Scott Crowe expects the real estate cycle to last longer than investors typically anticipate, citing limited new supply.

Scott Crowe, global portfolio manager at Resource Real Estate, said the current interest rate environment should lead REIT investors to focus on sectors with shorter lease durations and greater sensitivity to a recovering economy, pointing specifically to hotel, apartment, and industrial properties.

In an interview with REIT.com, Crowe described the economic shift as a direct input to how investors position their real estate allocation. He also flagged prime real estate as an additional area of opportunity, noting that rent growth is being supported by low supply.

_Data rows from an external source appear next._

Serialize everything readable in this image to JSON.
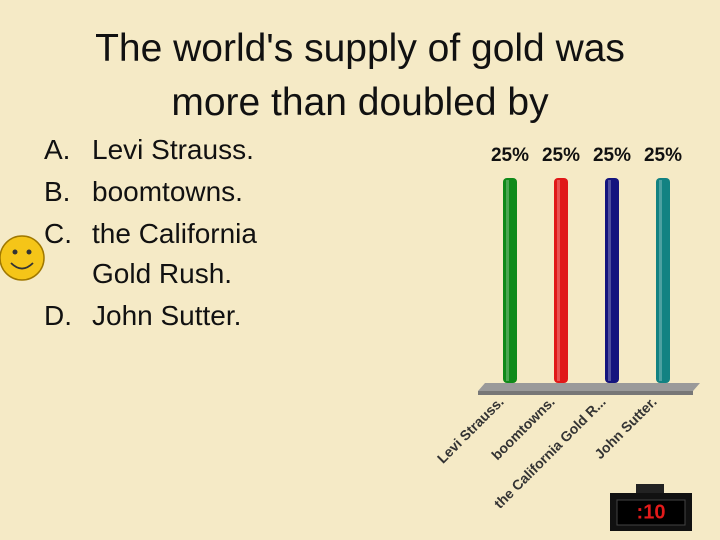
{
  "title": "The world's supply of gold was more than doubled by",
  "options": [
    {
      "letter": "A.",
      "text": "Levi Strauss."
    },
    {
      "letter": "B.",
      "text": "boomtowns."
    },
    {
      "letter": "C.",
      "text": "the California Gold Rush."
    },
    {
      "letter": "D.",
      "text": "John Sutter."
    }
  ],
  "chart_data": {
    "type": "bar",
    "categories": [
      "Levi Strauss.",
      "boomtowns.",
      "the California Gold R...",
      "John Sutter."
    ],
    "values": [
      25,
      25,
      25,
      25
    ],
    "value_labels": [
      "25%",
      "25%",
      "25%",
      "25%"
    ],
    "colors": [
      "#0f8a1a",
      "#e01818",
      "#14147e",
      "#128282"
    ],
    "ylim": [
      0,
      25
    ]
  },
  "timer": ":10"
}
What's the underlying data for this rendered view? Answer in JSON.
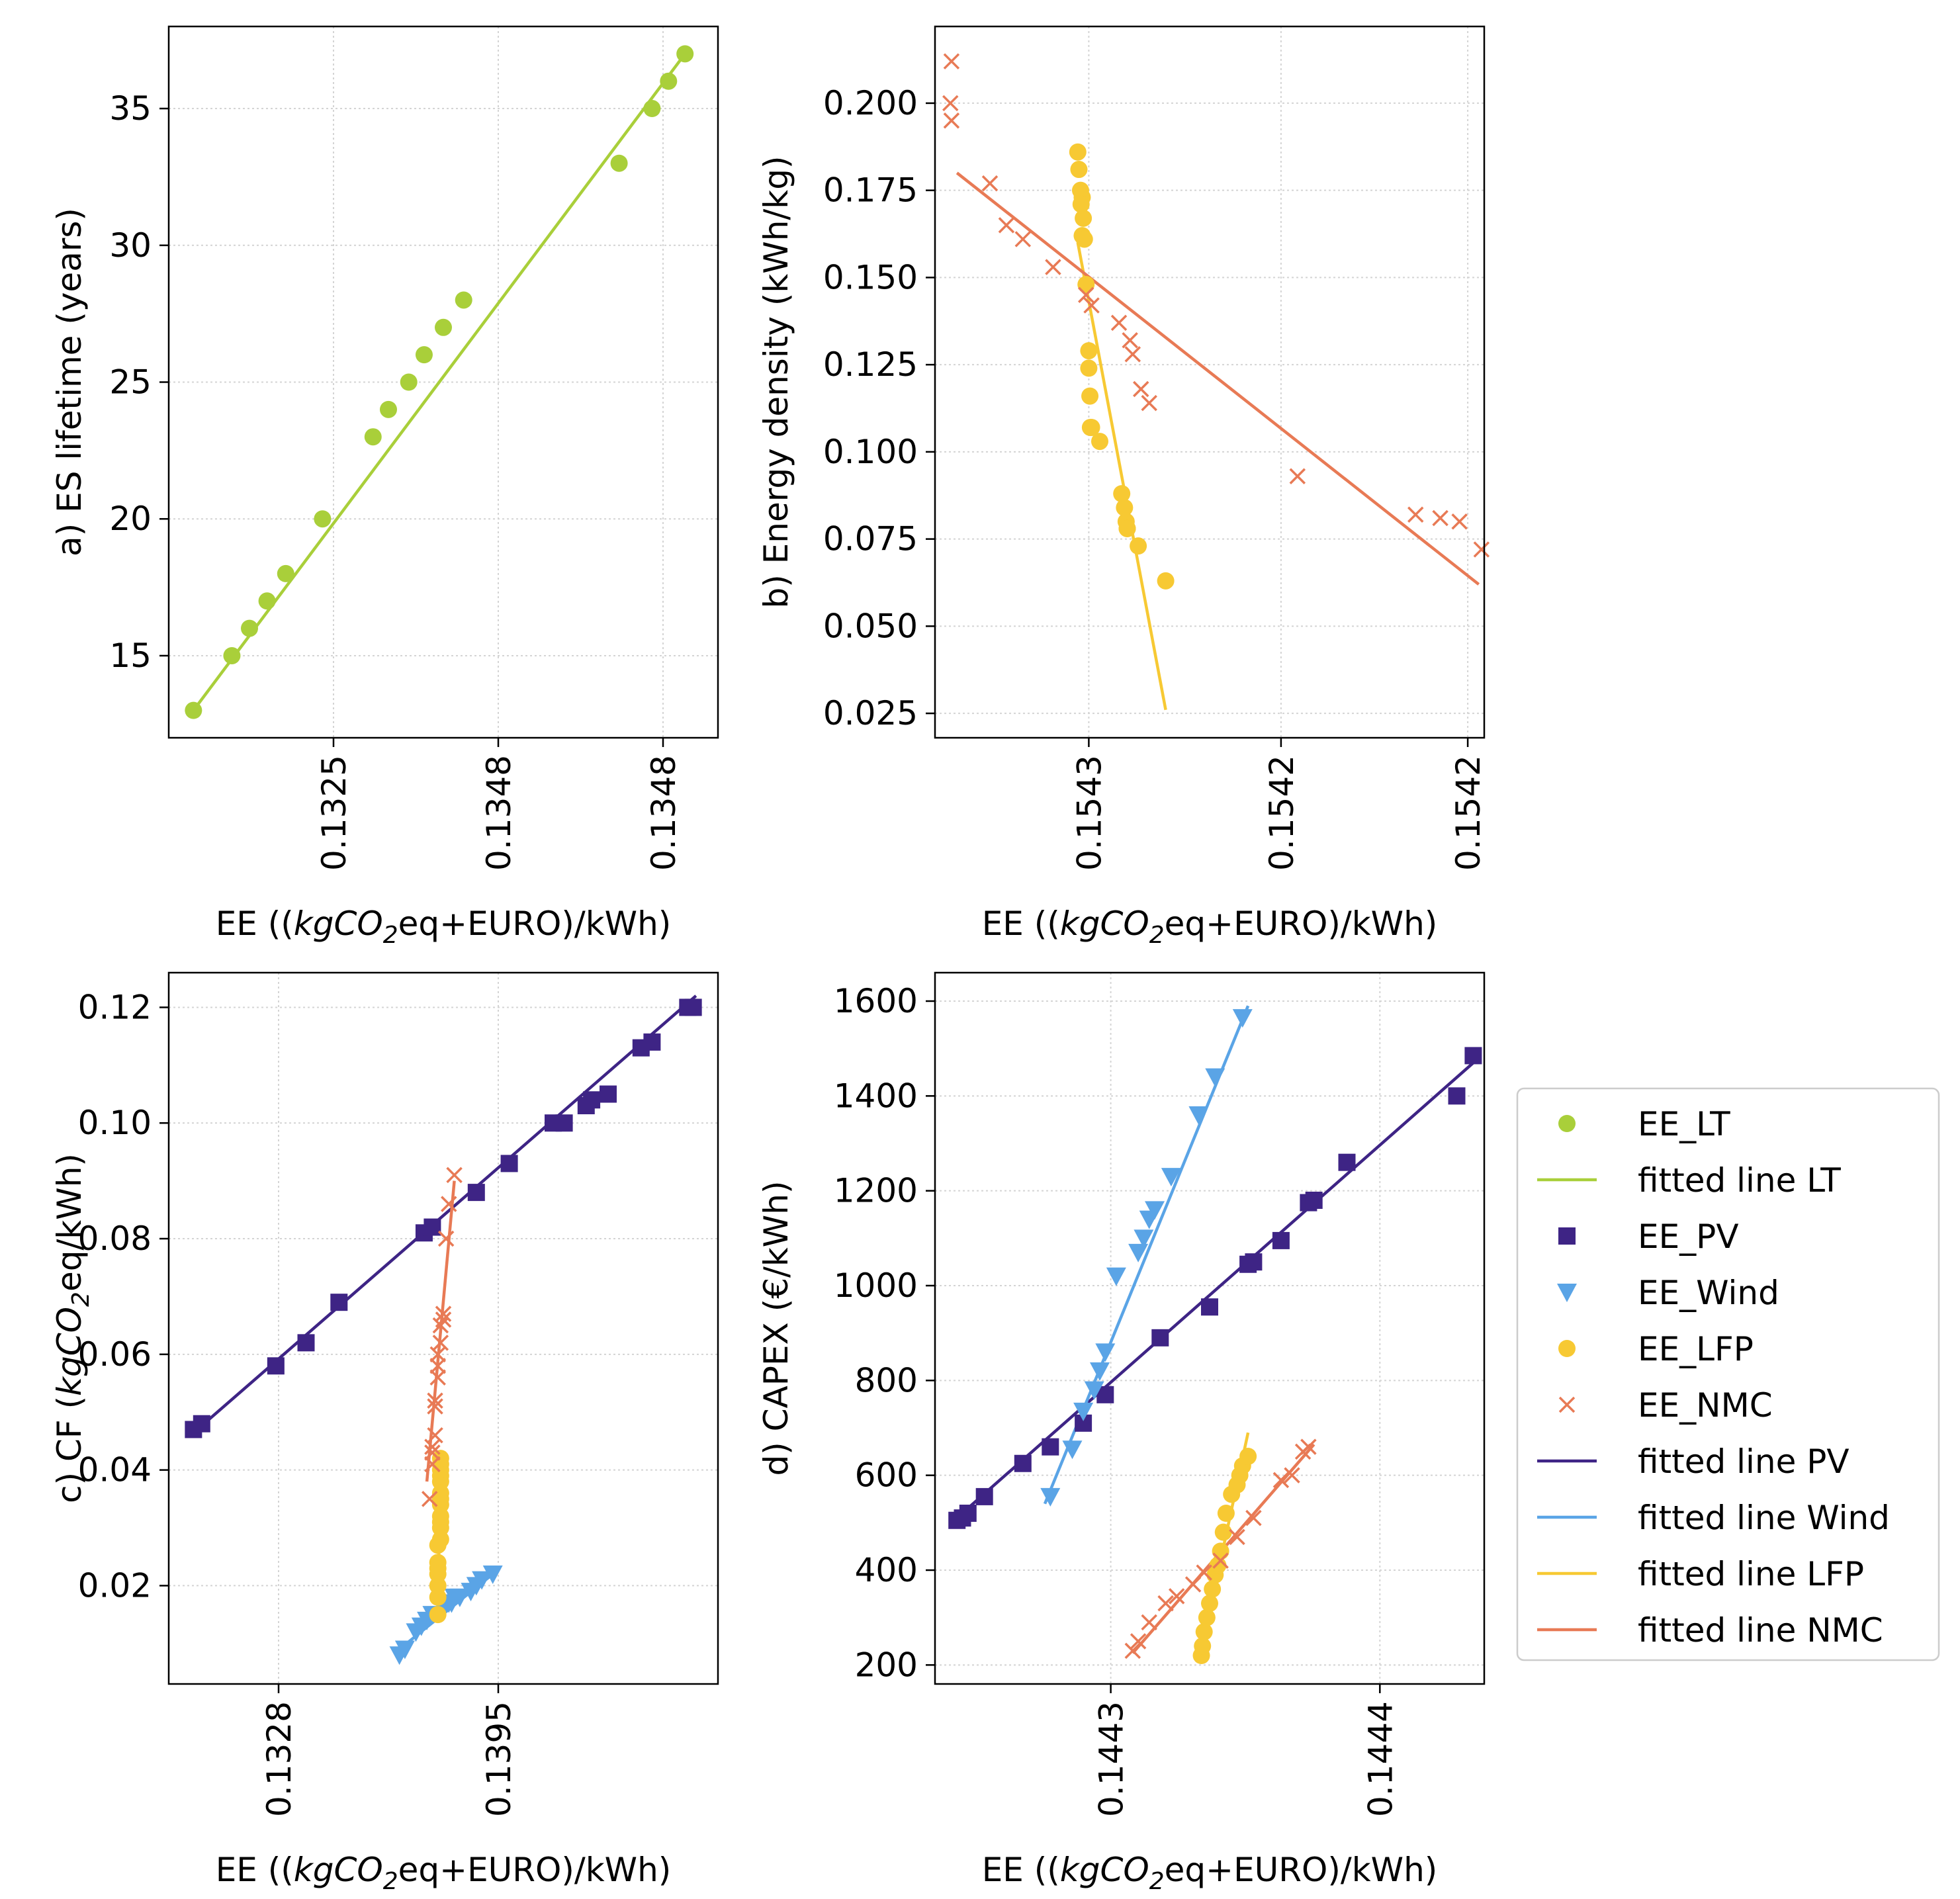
{
  "chart_data": [
    {
      "panel": "a",
      "type": "scatter",
      "xlabel": "EE (({kgCO}_2eq+EURO)/kWh)",
      "ylabel": "a) ES lifetime (years)",
      "ylim": [
        12,
        38
      ],
      "y_ticks": [
        15,
        20,
        25,
        30,
        35
      ],
      "x_ticks": [
        {
          "at": 0.3,
          "label": "0.1325"
        },
        {
          "at": 0.6,
          "label": "0.1348"
        },
        {
          "at": 0.9,
          "label": "0.1348"
        }
      ],
      "xlim": [
        0,
        1
      ],
      "grid": true,
      "series": [
        {
          "name": "EE_LT",
          "marker": "circle",
          "color": "#a9cf3a",
          "x": [
            0.045,
            0.115,
            0.147,
            0.179,
            0.213,
            0.28,
            0.372,
            0.4,
            0.437,
            0.465,
            0.5,
            0.537,
            0.82,
            0.88,
            0.91,
            0.94
          ],
          "y": [
            13,
            15,
            16,
            17,
            18,
            20,
            23,
            24,
            25,
            26,
            27,
            28,
            33,
            35,
            36,
            37
          ]
        },
        {
          "name": "fitted line LT",
          "type": "line",
          "color": "#a9cf3a",
          "x": [
            0.045,
            0.94
          ],
          "y": [
            13,
            37
          ]
        }
      ]
    },
    {
      "panel": "b",
      "type": "scatter",
      "xlabel": "EE (({kgCO}_2eq+EURO)/kWh)",
      "ylabel": "b) Energy density (kWh/kg)",
      "ylim": [
        0.018,
        0.222
      ],
      "y_ticks": [
        0.025,
        0.05,
        0.075,
        0.1,
        0.125,
        0.15,
        0.175,
        0.2
      ],
      "y_tick_labels": [
        "0.025",
        "0.050",
        "0.075",
        "0.100",
        "0.125",
        "0.150",
        "0.175",
        "0.200"
      ],
      "x_ticks": [
        {
          "at": 0.28,
          "label": "0.1543"
        },
        {
          "at": 0.63,
          "label": "0.1542"
        },
        {
          "at": 0.97,
          "label": "0.1542"
        }
      ],
      "xlim": [
        0,
        1
      ],
      "grid": true,
      "series": [
        {
          "name": "EE_LFP",
          "marker": "circle",
          "color": "#f7c933",
          "x": [
            0.26,
            0.262,
            0.265,
            0.268,
            0.266,
            0.27,
            0.268,
            0.272,
            0.275,
            0.28,
            0.28,
            0.282,
            0.283,
            0.285,
            0.3,
            0.34,
            0.345,
            0.348,
            0.35,
            0.35,
            0.37,
            0.42
          ],
          "y": [
            0.186,
            0.181,
            0.175,
            0.173,
            0.171,
            0.167,
            0.162,
            0.161,
            0.148,
            0.129,
            0.124,
            0.116,
            0.107,
            0.107,
            0.103,
            0.088,
            0.084,
            0.08,
            0.078,
            0.078,
            0.073,
            0.063
          ]
        },
        {
          "name": "EE_NMC",
          "marker": "x",
          "color": "#e87a55",
          "x": [
            0.03,
            0.028,
            0.03,
            0.1,
            0.13,
            0.16,
            0.215,
            0.275,
            0.285,
            0.335,
            0.355,
            0.36,
            0.375,
            0.39,
            0.66,
            0.875,
            0.92,
            0.955,
            0.995
          ],
          "y": [
            0.212,
            0.2,
            0.195,
            0.177,
            0.165,
            0.161,
            0.153,
            0.145,
            0.142,
            0.137,
            0.132,
            0.128,
            0.118,
            0.114,
            0.093,
            0.082,
            0.081,
            0.08,
            0.072
          ]
        },
        {
          "name": "fitted line LFP",
          "type": "line",
          "color": "#f7c933",
          "x": [
            0.26,
            0.42
          ],
          "y": [
            0.16,
            0.026
          ]
        },
        {
          "name": "fitted line NMC",
          "type": "line",
          "color": "#e87a55",
          "x": [
            0.04,
            0.99
          ],
          "y": [
            0.18,
            0.062
          ]
        }
      ]
    },
    {
      "panel": "c",
      "type": "scatter",
      "xlabel": "EE (({kgCO}_2eq+EURO)/kWh)",
      "ylabel": "c) CF ({kgCO}_2eq/kWh)",
      "ylim": [
        0.003,
        0.126
      ],
      "y_ticks": [
        0.02,
        0.04,
        0.06,
        0.08,
        0.1,
        0.12
      ],
      "y_tick_labels": [
        "0.02",
        "0.04",
        "0.06",
        "0.08",
        "0.10",
        "0.12"
      ],
      "x_ticks": [
        {
          "at": 0.2,
          "label": "0.1328"
        },
        {
          "at": 0.6,
          "label": "0.1395"
        }
      ],
      "xlim": [
        0,
        1
      ],
      "grid": true,
      "series": [
        {
          "name": "EE_PV",
          "marker": "square",
          "color": "#3e2485",
          "x": [
            0.045,
            0.06,
            0.195,
            0.25,
            0.31,
            0.465,
            0.48,
            0.56,
            0.62,
            0.7,
            0.72,
            0.76,
            0.77,
            0.8,
            0.86,
            0.88,
            0.945,
            0.955
          ],
          "y": [
            0.047,
            0.048,
            0.058,
            0.062,
            0.069,
            0.081,
            0.082,
            0.088,
            0.093,
            0.1,
            0.1,
            0.103,
            0.104,
            0.105,
            0.113,
            0.114,
            0.12,
            0.12
          ]
        },
        {
          "name": "EE_Wind",
          "marker": "triangle-down",
          "color": "#5aa4e6",
          "x": [
            0.42,
            0.43,
            0.45,
            0.46,
            0.47,
            0.48,
            0.5,
            0.5,
            0.51,
            0.515,
            0.52,
            0.53,
            0.55,
            0.56,
            0.57,
            0.59
          ],
          "y": [
            0.008,
            0.009,
            0.012,
            0.013,
            0.014,
            0.015,
            0.016,
            0.016,
            0.017,
            0.017,
            0.018,
            0.018,
            0.019,
            0.02,
            0.021,
            0.022
          ]
        },
        {
          "name": "EE_LFP",
          "marker": "circle",
          "color": "#f7c933",
          "x": [
            0.49,
            0.49,
            0.49,
            0.49,
            0.49,
            0.49,
            0.49,
            0.495,
            0.495,
            0.495,
            0.495,
            0.495,
            0.495,
            0.495,
            0.495,
            0.495,
            0.495,
            0.495,
            0.495
          ],
          "y": [
            0.015,
            0.018,
            0.02,
            0.022,
            0.023,
            0.024,
            0.027,
            0.028,
            0.03,
            0.031,
            0.032,
            0.034,
            0.035,
            0.036,
            0.038,
            0.039,
            0.04,
            0.041,
            0.042
          ]
        },
        {
          "name": "EE_NMC",
          "marker": "x",
          "color": "#e87a55",
          "x": [
            0.475,
            0.48,
            0.48,
            0.48,
            0.485,
            0.485,
            0.485,
            0.49,
            0.49,
            0.49,
            0.495,
            0.495,
            0.5,
            0.5,
            0.505,
            0.51,
            0.52
          ],
          "y": [
            0.035,
            0.041,
            0.043,
            0.044,
            0.046,
            0.051,
            0.052,
            0.056,
            0.058,
            0.06,
            0.062,
            0.065,
            0.066,
            0.067,
            0.08,
            0.086,
            0.091
          ]
        },
        {
          "name": "fitted line PV",
          "type": "line",
          "color": "#3e2485",
          "x": [
            0.04,
            0.96
          ],
          "y": [
            0.046,
            0.122
          ]
        },
        {
          "name": "fitted line Wind",
          "type": "line",
          "color": "#5aa4e6",
          "x": [
            0.42,
            0.59
          ],
          "y": [
            0.009,
            0.022
          ]
        },
        {
          "name": "fitted line LFP",
          "type": "line",
          "color": "#f7c933",
          "x": [
            0.49,
            0.495
          ],
          "y": [
            0.015,
            0.043
          ]
        },
        {
          "name": "fitted line NMC",
          "type": "line",
          "color": "#e87a55",
          "x": [
            0.47,
            0.52
          ],
          "y": [
            0.038,
            0.09
          ]
        }
      ]
    },
    {
      "panel": "d",
      "type": "scatter",
      "xlabel": "EE (({kgCO}_2eq+EURO)/kWh)",
      "ylabel": "d) CAPEX (€/kWh)",
      "ylim": [
        160,
        1660
      ],
      "y_ticks": [
        200,
        400,
        600,
        800,
        1000,
        1200,
        1400,
        1600
      ],
      "x_ticks": [
        {
          "at": 0.32,
          "label": "0.1443"
        },
        {
          "at": 0.81,
          "label": "0.1444"
        }
      ],
      "xlim": [
        0,
        1
      ],
      "grid": true,
      "series": [
        {
          "name": "EE_PV",
          "marker": "square",
          "color": "#3e2485",
          "x": [
            0.04,
            0.05,
            0.06,
            0.09,
            0.16,
            0.21,
            0.27,
            0.31,
            0.41,
            0.5,
            0.57,
            0.58,
            0.63,
            0.68,
            0.69,
            0.75,
            0.95,
            0.98
          ],
          "y": [
            505,
            510,
            520,
            555,
            625,
            660,
            710,
            770,
            890,
            955,
            1045,
            1050,
            1095,
            1175,
            1180,
            1260,
            1400,
            1485
          ]
        },
        {
          "name": "EE_Wind",
          "marker": "triangle-down",
          "color": "#5aa4e6",
          "x": [
            0.21,
            0.25,
            0.27,
            0.29,
            0.3,
            0.31,
            0.33,
            0.37,
            0.38,
            0.39,
            0.4,
            0.43,
            0.48,
            0.51,
            0.56
          ],
          "y": [
            555,
            655,
            735,
            780,
            820,
            860,
            1020,
            1070,
            1100,
            1140,
            1160,
            1230,
            1360,
            1440,
            1565
          ]
        },
        {
          "name": "EE_LFP",
          "marker": "circle",
          "color": "#f7c933",
          "x": [
            0.485,
            0.487,
            0.49,
            0.495,
            0.5,
            0.505,
            0.51,
            0.515,
            0.52,
            0.525,
            0.53,
            0.54,
            0.55,
            0.555,
            0.56,
            0.57
          ],
          "y": [
            220,
            240,
            270,
            300,
            330,
            360,
            390,
            410,
            440,
            480,
            520,
            560,
            580,
            600,
            620,
            640
          ]
        },
        {
          "name": "EE_NMC",
          "marker": "x",
          "color": "#e87a55",
          "x": [
            0.36,
            0.37,
            0.39,
            0.42,
            0.44,
            0.47,
            0.49,
            0.52,
            0.55,
            0.58,
            0.63,
            0.65,
            0.67,
            0.68
          ],
          "y": [
            230,
            250,
            290,
            330,
            345,
            370,
            395,
            420,
            470,
            510,
            590,
            600,
            650,
            660
          ]
        },
        {
          "name": "fitted line PV",
          "type": "line",
          "color": "#3e2485",
          "x": [
            0.03,
            0.99
          ],
          "y": [
            500,
            1480
          ]
        },
        {
          "name": "fitted line Wind",
          "type": "line",
          "color": "#5aa4e6",
          "x": [
            0.2,
            0.57
          ],
          "y": [
            540,
            1590
          ]
        },
        {
          "name": "fitted line LFP",
          "type": "line",
          "color": "#f7c933",
          "x": [
            0.48,
            0.57
          ],
          "y": [
            205,
            690
          ]
        },
        {
          "name": "fitted line NMC",
          "type": "line",
          "color": "#e87a55",
          "x": [
            0.36,
            0.69
          ],
          "y": [
            225,
            665
          ]
        }
      ]
    }
  ],
  "legend": {
    "placement": "right of panel d",
    "items": [
      {
        "label": "EE_LT",
        "kind": "marker",
        "marker": "circle",
        "color": "#a9cf3a"
      },
      {
        "label": "fitted line LT",
        "kind": "line",
        "color": "#a9cf3a"
      },
      {
        "label": "EE_PV",
        "kind": "marker",
        "marker": "square",
        "color": "#3e2485"
      },
      {
        "label": "EE_Wind",
        "kind": "marker",
        "marker": "triangle-down",
        "color": "#5aa4e6"
      },
      {
        "label": "EE_LFP",
        "kind": "marker",
        "marker": "circle",
        "color": "#f7c933"
      },
      {
        "label": "EE_NMC",
        "kind": "marker",
        "marker": "x",
        "color": "#e87a55"
      },
      {
        "label": "fitted line PV",
        "kind": "line",
        "color": "#3e2485"
      },
      {
        "label": "fitted line Wind",
        "kind": "line",
        "color": "#5aa4e6"
      },
      {
        "label": "fitted line LFP",
        "kind": "line",
        "color": "#f7c933"
      },
      {
        "label": "fitted line NMC",
        "kind": "line",
        "color": "#e87a55"
      }
    ]
  }
}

Crowe cautioned that investors may be over-allocated in net lease companies, arguing that the asset structure does not benefit from improving economic conditions but instead faces headwinds. He said while recovery is underway, it is not robust, which raises the importance of careful asset allocation.

He also suggested an extended stabilization period could make the current cycle longer than investors expect, with limited new supply likely to persist. Looking ahead in the U.S., Crowe does not expect much IPO activity for REITs trading at a discount to net asset value, and he instead pointed to the potential for additional restructurings and mergers and acquisitions.